A construção de uma unidade hospitalar para atendimento dos internos de Gericinó é considerada uma medida urgente pelo defensor público Marlon Barcelos. Ele pede que o Executivo assuma a responsabilidade, mas também destaca que decisões judiciais têm permitido que unidades prisionais recebam mais pessoas que o número de vagas, contrariando a Súmula Vinculante 56 do Supremo Tribunal Federal (STF), que determina que "a falta de estabelecimento penal adequado não autoriza a manutenção do condenado em regime prisional mais gravoso".
O Fundo Penitenciário Nacional (Funpen), administrado pelo Ministério da Justiça, destinou R$ 44,8 milhões a cada unidade da Federação em 2017. No ano passado, a distribuição dos recursos deixou de ser igualitária e passou a considerar alguns fatores, entre eles a população carcerária de cada estado. Com a mudança, apenas o valor destinado à São Paulo subiu. Os demais estados receberam menos recursos na comparação com o ano anterior.
A falta de transparência sobre a aplicação desses repasses é um dos principais problemas na visão da psicóloga Márcia Badaró, integrante do Conselho Regional de Psicologia do Rio de Janeiro (CRP-RJ) e do Fórum Permanente de Saúde do Sistema Penitenciário do Rio de Janeiro.
"O dinheiro veio, mas onde foi aplicado? Conforme a legislação, é para obras de restauração, adaptação e inclusive para assistência social e médico-hospitalar. É um fundo que não tem um colegiado como gestor. É preciso se movimentar para ver como isso está sendo aplicado. E outra fonte de recursos, segundo a lei, é o dinheiro arrecadado nas cantinas dos presídios e nós sabemos que aí também há problemas", diz.

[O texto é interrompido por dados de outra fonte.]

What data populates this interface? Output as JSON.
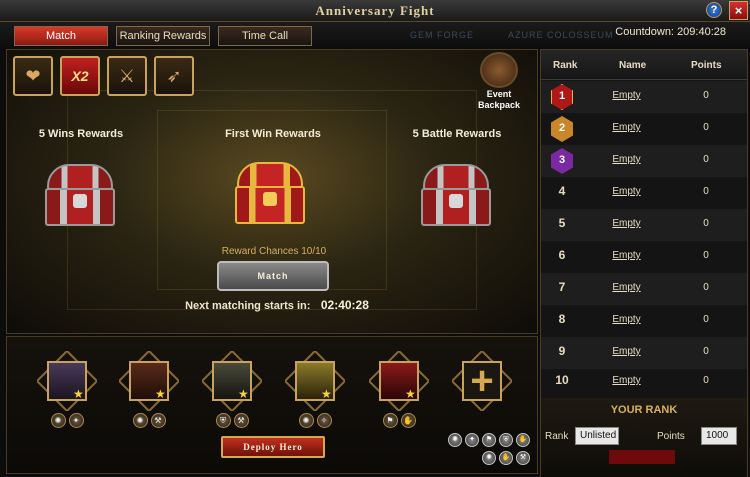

Karen Athie, superintendente de atenção psicossocial e populações em situação de vulnerabilidade da Secretaria de Estado de Saúde do Rio de Janeiro (SES-RJ), afirma que o cenário deve melhorar com a retomada das discussões em torno da Política Nacional de Segurança Pública (Penasp), instituída no ano passado pelo Ministério da Justiça. "Houve um vácuo nos últimos anos. Sabemos que a gestão anterior declaradamente não apoiava a política, o que era um dificultador do processo, diferente do que ocorre agora. A gente entra nessa gestão com os primeiros 100 dias já tendo feito, a cada mês, uma atividade do grupo condutor da Penasp no Rio". Ela informou que os municípios do Rio de Janeiro, Volta Redonda, Japeri e Itaperuna já concordaram em aderir à Penasp.